The murder of “the enemy” is often killed by socialist regimes. The Bolsheviks killed anyone deemed an “enemy of the people”. Bolshevik leaders determined there were more than one million of these enemies. Mao’s China killed off similar numbers of dissidents. This seems almost reasonable in modern days. If someone believes in hateful ideology, doesn’t that make them hateful, and shouldn’t we do something about that? We should debate their ideas and prevent their spread. We should not force individuals to believe in one doctrine over another. But it is exactly this mindset that leads to the killing off of civilians.

The problem with this is that someone needs to decide who is an enemy and who is not. When a political party determines who is an enemy, then there is lots of room for interpretation and the allowance of bias to come in. For instance, it can be easy to point to a political opponent and say that he is one of the “enemies of the people” instead of competing against him in a fair campaign. This leads to the oppression of individuals, as they are no longer free to carry any (however natural) ideas in their own head and to share and challenge those ideas. You must get in line or die.

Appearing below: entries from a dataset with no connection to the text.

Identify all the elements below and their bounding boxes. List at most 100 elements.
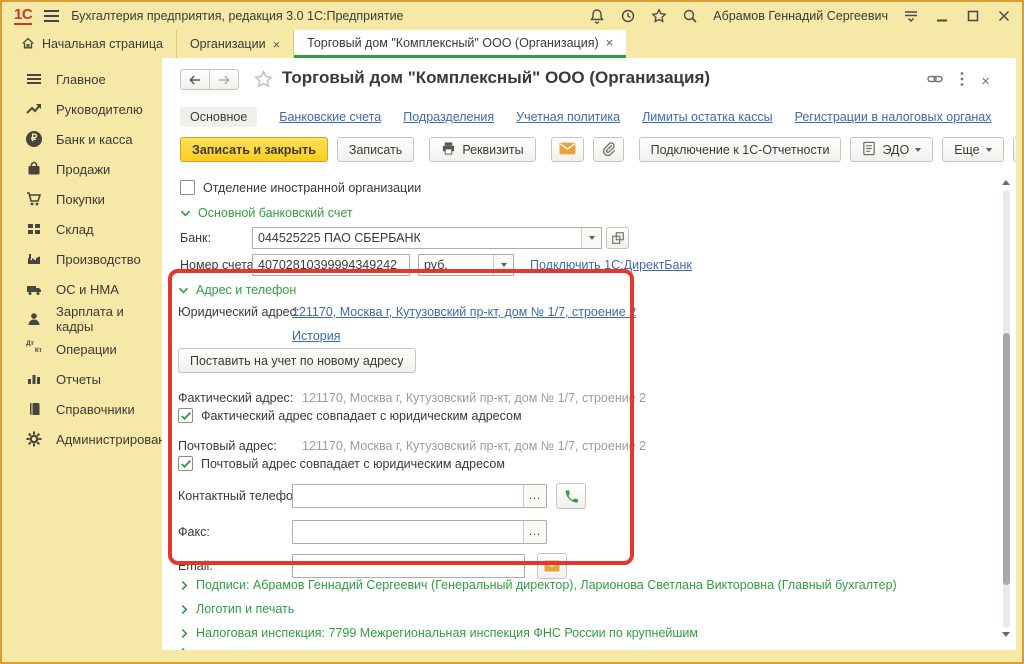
sidebar-item-production[interactable]: Производство [2, 244, 162, 274]
legal-address-link[interactable]: 121170, Москва г, Кутузовский пр-кт, дом… [292, 305, 636, 319]
sidebar-item-purchases[interactable]: Покупки [2, 184, 162, 214]
bank-field [252, 227, 602, 249]
maximize-icon[interactable] [965, 8, 981, 24]
sidebar-item-fixed-assets[interactable]: ОС и НМА [2, 274, 162, 304]
sidebar-item-operations[interactable]: ДтКт Операции [2, 334, 162, 364]
title-bar: 1С Бухгалтерия предприятия, редакция 3.0… [2, 2, 1022, 30]
scrollbar-thumb[interactable] [1003, 333, 1010, 585]
app-window: 1С Бухгалтерия предприятия, редакция 3.0… [0, 0, 1024, 664]
current-user[interactable]: Абрамов Геннадий Сергеевич [713, 9, 888, 23]
form-toolbar: Записать и закрыть Записать Реквизиты По… [180, 137, 998, 162]
tab-organizations[interactable]: Организации × [177, 30, 294, 58]
minimize-icon[interactable] [934, 8, 950, 24]
main-menu-icon[interactable] [44, 10, 59, 22]
nav-link-accounting-policy[interactable]: Учетная политика [516, 110, 620, 124]
phone-row: Контактный телефон: ... [178, 483, 586, 509]
address-section-header[interactable]: Адрес и телефон [178, 283, 296, 297]
attachments-button[interactable] [593, 137, 624, 162]
phone-ellipsis-button[interactable]: ... [523, 485, 546, 507]
call-button[interactable] [556, 483, 586, 509]
reregister-address-button[interactable]: Поставить на учет по новому адресу [178, 348, 416, 373]
bank-dropdown-button[interactable] [581, 228, 601, 248]
chevron-right-icon [180, 628, 189, 639]
postal-same-checkbox[interactable] [178, 456, 193, 471]
save-button[interactable]: Записать [337, 137, 414, 162]
section-tax-inspection[interactable]: Налоговая инспекция: 7799 Межрегиональна… [180, 626, 698, 640]
notifications-bell-icon[interactable] [589, 8, 605, 24]
tab-bar: Начальная страница Организации × Торговы… [2, 30, 1022, 58]
form-navigation: Основное Банковские счета Подразделения … [180, 107, 992, 127]
favorite-star-icon[interactable] [254, 70, 273, 94]
scrollbar-up-icon[interactable] [1002, 180, 1010, 185]
sidebar-item-sales[interactable]: Продажи [2, 154, 162, 184]
bank-row: Банк: [180, 227, 629, 249]
section-partial[interactable] [180, 647, 189, 650]
email-field [292, 554, 525, 578]
favorites-star-icon[interactable] [651, 8, 667, 24]
bank-section-header[interactable]: Основной банковский счет [180, 206, 353, 220]
postal-address-label: Почтовый адрес: [178, 439, 302, 453]
phone-input[interactable] [293, 485, 523, 507]
bank-input[interactable] [253, 228, 581, 248]
currency-combo[interactable]: руб. [418, 254, 514, 276]
search-icon[interactable] [682, 8, 698, 24]
close-form-icon[interactable]: × [981, 74, 990, 89]
nav-link-tax-registrations[interactable]: Регистрации в налоговых органах [795, 110, 992, 124]
sidebar-item-reports[interactable]: Отчеты [2, 364, 162, 394]
nav-link-departments[interactable]: Подразделения [403, 110, 494, 124]
back-button[interactable] [180, 69, 210, 90]
actual-same-checkbox[interactable] [178, 408, 193, 423]
sidebar-item-main[interactable]: Главное [2, 64, 162, 94]
requisites-button[interactable]: Реквизиты [429, 137, 535, 162]
actual-address-label: Фактический адрес: [178, 391, 302, 405]
history-icon[interactable] [620, 8, 636, 24]
fax-input[interactable] [293, 521, 523, 543]
collapse-panels-icon[interactable] [903, 9, 919, 23]
link-icon[interactable] [927, 71, 943, 92]
connect-1c-reporting-button[interactable]: Подключение к 1С-Отчетности [639, 137, 842, 162]
section-signatures[interactable]: Подписи: Абрамов Геннадий Сергеевич (Ген… [180, 578, 897, 592]
sidebar-item-salary-hr[interactable]: Зарплата и кадры [2, 304, 162, 334]
form-header-actions: × [927, 71, 990, 92]
currency-dropdown-button[interactable] [493, 255, 513, 275]
chevron-down-icon [589, 236, 595, 240]
scrollbar-down-icon[interactable] [1002, 632, 1010, 637]
more-button[interactable]: Еще [942, 137, 1003, 162]
account-input[interactable] [253, 255, 409, 275]
sidebar-item-warehouse[interactable]: Склад [2, 214, 162, 244]
history-link[interactable]: История [292, 329, 340, 343]
email-input[interactable] [293, 555, 524, 577]
section-logo-stamp[interactable]: Логотип и печать [180, 602, 294, 616]
tab-home[interactable]: Начальная страница [8, 30, 177, 58]
book-icon [26, 401, 42, 417]
forward-button[interactable] [209, 69, 239, 90]
tab-organization-card[interactable]: Торговый дом "Комплексный" ООО (Организа… [294, 30, 626, 58]
close-tab-icon[interactable]: × [606, 36, 614, 49]
sidebar-item-manager[interactable]: Руководителю [2, 94, 162, 124]
write-email-button[interactable] [537, 553, 567, 579]
actual-address-row: Фактический адрес: 121170, Москва г, Кут… [178, 389, 646, 407]
save-and-close-button[interactable]: Записать и закрыть [180, 137, 328, 162]
chevron-down-icon [501, 263, 507, 267]
foreign-branch-checkbox[interactable] [180, 180, 195, 195]
nav-link-bank-accounts[interactable]: Банковские счета [279, 110, 381, 124]
nav-link-main[interactable]: Основное [180, 107, 257, 127]
more-vert-icon[interactable] [960, 71, 964, 92]
sidebar-item-bank-cash[interactable]: ₽ Банк и касса [2, 124, 162, 154]
send-email-button[interactable] [551, 137, 584, 162]
sidebar-item-directories[interactable]: Справочники [2, 394, 162, 424]
app-body: Главное Руководителю ₽ Банк и касса Прод… [2, 58, 1022, 662]
nav-link-cash-limits[interactable]: Лимиты остатка кассы [642, 110, 772, 124]
close-window-icon[interactable] [996, 8, 1012, 24]
sidebar-item-administration[interactable]: Администрирование [2, 424, 162, 454]
edo-button[interactable]: ЭДО [850, 137, 933, 162]
close-tab-icon[interactable]: × [273, 38, 281, 51]
chevron-down-icon [180, 209, 191, 218]
sidebar: Главное Руководителю ₽ Банк и касса Прод… [2, 58, 162, 650]
menu-icon [26, 71, 42, 87]
bank-open-button[interactable] [606, 227, 629, 249]
fax-ellipsis-button[interactable]: ... [523, 521, 546, 543]
chevron-down-icon [915, 148, 921, 152]
help-button[interactable]: ? [1013, 137, 1016, 162]
directbank-link[interactable]: Подключить 1С:ДиректБанк [530, 258, 692, 272]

Hitler gathered support by promising a booming economy and a strong national image. This was enough to rally his nation during tough economic times that followed the loss of World War I. During the course of his rise to power, he cast goals that the Germans could rally behind. Winning the war was a huge motivator. To rise up from losing the first war to become a global player is a hell of a promise. Even better – blame others instead of the Germans for losing the war and for the tough times that followed (see: Jews during World War II).

This is a recurring theme in all dictatorships and tyrannical societies – they gained the favor of the majority, or at least the loud minority, before turning “evil”. How could people support a system that has led to such destruction? Again, it’s the promises of good things that lead to the destructive means. When equality, national strength, or the suppression of an idea (e.g. nationalism) are prioritized by a political movement, it’s easy to see how destructive policies can result. It’s easy to see because it has happened multiple times and because, theoretically, the means to institute a socialist state lead to oppression and often death.

In summary, the attempts to create true socialism have killed more than 100 million people through:

  • The removal of people that disagree with the values of the collective.
  • War, which is often a prioritized value that the collective must then value.
  • Death by food shortages, rioting, and lacking health care.